Performing an annotation comparison

The following command compares the loaded gene annotations to the PASA assemblies and performs updates to gene models.

% ../scripts/Launch_PASA_pipeline.pl -c annotCompare.config -A -g genome_sample.fasta -t all_transcripts.fasta.clean

Performing this step is essential and must be done prior to attempting to extract the updated gene structures using a data adapter, as described below.

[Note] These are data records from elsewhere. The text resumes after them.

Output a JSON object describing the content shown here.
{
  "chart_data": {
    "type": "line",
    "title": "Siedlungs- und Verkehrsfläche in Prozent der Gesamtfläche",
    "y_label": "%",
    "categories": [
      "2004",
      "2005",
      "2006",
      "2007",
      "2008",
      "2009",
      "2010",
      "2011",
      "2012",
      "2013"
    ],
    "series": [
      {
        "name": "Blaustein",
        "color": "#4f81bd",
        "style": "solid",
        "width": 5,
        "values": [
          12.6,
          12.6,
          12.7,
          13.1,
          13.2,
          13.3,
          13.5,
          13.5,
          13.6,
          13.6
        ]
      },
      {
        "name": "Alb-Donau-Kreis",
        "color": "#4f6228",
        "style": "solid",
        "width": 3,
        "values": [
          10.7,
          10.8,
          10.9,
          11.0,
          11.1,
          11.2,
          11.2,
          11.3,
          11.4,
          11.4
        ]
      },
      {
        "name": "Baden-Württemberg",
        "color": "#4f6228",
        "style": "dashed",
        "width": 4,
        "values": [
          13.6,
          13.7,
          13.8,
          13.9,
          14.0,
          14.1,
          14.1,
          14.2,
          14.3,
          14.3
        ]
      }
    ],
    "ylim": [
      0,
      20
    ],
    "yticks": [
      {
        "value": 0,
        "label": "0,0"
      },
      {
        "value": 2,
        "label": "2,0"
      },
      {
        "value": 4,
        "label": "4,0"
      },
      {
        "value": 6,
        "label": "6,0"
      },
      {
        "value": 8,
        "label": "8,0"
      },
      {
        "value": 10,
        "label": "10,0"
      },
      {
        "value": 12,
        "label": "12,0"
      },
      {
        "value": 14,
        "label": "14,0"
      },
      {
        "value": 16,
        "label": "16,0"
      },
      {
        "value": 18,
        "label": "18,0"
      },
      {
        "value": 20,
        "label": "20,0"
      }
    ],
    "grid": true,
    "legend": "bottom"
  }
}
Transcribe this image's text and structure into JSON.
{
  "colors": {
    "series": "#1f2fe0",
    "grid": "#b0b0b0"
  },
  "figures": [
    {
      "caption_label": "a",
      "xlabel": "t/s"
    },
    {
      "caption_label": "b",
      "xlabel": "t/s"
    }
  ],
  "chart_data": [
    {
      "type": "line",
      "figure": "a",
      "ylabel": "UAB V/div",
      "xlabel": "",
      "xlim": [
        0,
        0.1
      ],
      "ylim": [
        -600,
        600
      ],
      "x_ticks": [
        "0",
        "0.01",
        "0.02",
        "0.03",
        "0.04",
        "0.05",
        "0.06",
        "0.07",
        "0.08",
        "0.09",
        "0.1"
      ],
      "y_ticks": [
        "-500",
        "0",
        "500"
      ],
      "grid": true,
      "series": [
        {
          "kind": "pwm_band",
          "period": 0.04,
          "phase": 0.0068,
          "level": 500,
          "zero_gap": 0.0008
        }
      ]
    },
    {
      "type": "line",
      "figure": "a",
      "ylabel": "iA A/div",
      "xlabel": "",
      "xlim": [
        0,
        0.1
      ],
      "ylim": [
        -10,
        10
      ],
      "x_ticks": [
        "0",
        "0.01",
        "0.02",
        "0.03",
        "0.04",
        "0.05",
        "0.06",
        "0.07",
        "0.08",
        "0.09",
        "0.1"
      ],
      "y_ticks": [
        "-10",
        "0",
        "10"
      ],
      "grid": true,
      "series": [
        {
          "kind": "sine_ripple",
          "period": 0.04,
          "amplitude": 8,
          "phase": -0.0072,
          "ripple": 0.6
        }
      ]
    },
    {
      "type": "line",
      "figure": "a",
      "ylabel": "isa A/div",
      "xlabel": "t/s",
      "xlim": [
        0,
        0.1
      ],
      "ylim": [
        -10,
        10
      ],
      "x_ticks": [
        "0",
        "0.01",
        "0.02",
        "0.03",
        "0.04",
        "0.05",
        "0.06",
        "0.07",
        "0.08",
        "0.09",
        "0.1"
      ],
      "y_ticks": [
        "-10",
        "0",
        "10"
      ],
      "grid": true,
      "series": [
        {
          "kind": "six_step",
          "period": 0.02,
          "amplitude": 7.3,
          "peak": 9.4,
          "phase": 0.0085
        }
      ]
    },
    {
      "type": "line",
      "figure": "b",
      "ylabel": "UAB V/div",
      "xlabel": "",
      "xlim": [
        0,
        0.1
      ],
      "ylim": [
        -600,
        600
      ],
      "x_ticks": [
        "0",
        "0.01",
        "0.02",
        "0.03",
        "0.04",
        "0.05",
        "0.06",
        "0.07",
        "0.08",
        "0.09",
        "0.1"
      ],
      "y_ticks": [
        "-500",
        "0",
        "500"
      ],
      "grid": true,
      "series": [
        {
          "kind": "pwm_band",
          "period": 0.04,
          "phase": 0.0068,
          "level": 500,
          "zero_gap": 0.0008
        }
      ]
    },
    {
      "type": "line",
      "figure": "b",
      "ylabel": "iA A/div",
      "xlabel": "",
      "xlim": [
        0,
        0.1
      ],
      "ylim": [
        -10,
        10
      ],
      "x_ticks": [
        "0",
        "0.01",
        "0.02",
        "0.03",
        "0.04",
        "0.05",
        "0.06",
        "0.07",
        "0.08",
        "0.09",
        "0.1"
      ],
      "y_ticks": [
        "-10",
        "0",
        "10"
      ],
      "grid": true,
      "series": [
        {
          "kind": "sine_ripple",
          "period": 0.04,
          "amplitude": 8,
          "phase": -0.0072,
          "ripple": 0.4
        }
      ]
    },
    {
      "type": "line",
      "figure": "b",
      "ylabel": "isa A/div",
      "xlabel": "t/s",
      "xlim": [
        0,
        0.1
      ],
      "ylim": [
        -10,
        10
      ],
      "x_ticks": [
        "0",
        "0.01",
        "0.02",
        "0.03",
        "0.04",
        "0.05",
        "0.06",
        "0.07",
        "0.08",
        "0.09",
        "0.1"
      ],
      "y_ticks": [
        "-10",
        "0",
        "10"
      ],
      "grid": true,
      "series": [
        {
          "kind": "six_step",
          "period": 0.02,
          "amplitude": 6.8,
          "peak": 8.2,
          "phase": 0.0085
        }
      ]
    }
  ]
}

The gene structure updater hook

Likewise, the HOOK_GENE_STRUCTURE_UPDATER=HOOK_GENE_STRUCTURE_UPDATER=GFF3::GFF3_annot_updater::get_updater_obj indicates that the module GFF3::GFF3_annot_updater.pm found in the SAMPLE_HOOKS directory implements a method get_update_obj() which returns an object that inherits from and implements the functions of package PASA_UPDATES::Pasa_update_adapter.

Updating our gene structure annotations via a Data Adapter

After the annotation comparison, there will likely be some subset of PASA alignment assemblies that are classified as able to be successfully incorporated into gene structure annotations. To extract these and perform updates, we need run the following script that calls the hook to the gene structure update adapter.

% ../scripts/cDNA_annotation_updater.dbi -M "${mysql_db_name}:${mysql_server_name}:${user}:${password}" -P null

By default, in our sample configuration file, the update adapter hook that is called is GFF3::GFF3_annot_updater::get_updater_obj. If we needed to pass some critical piece of information to the hook, such as database connection parameters, we would do that thru the -P option of the script. The example data adapter here does nothing but print the tentative successful gene structure updates to stdout in GFF3 format, and so we simply pass null to the -P option just so the parameter won't be empty. In a more sophisticated setup, the successful annotation updates can be written back to the original annotation source, such as in a relational database.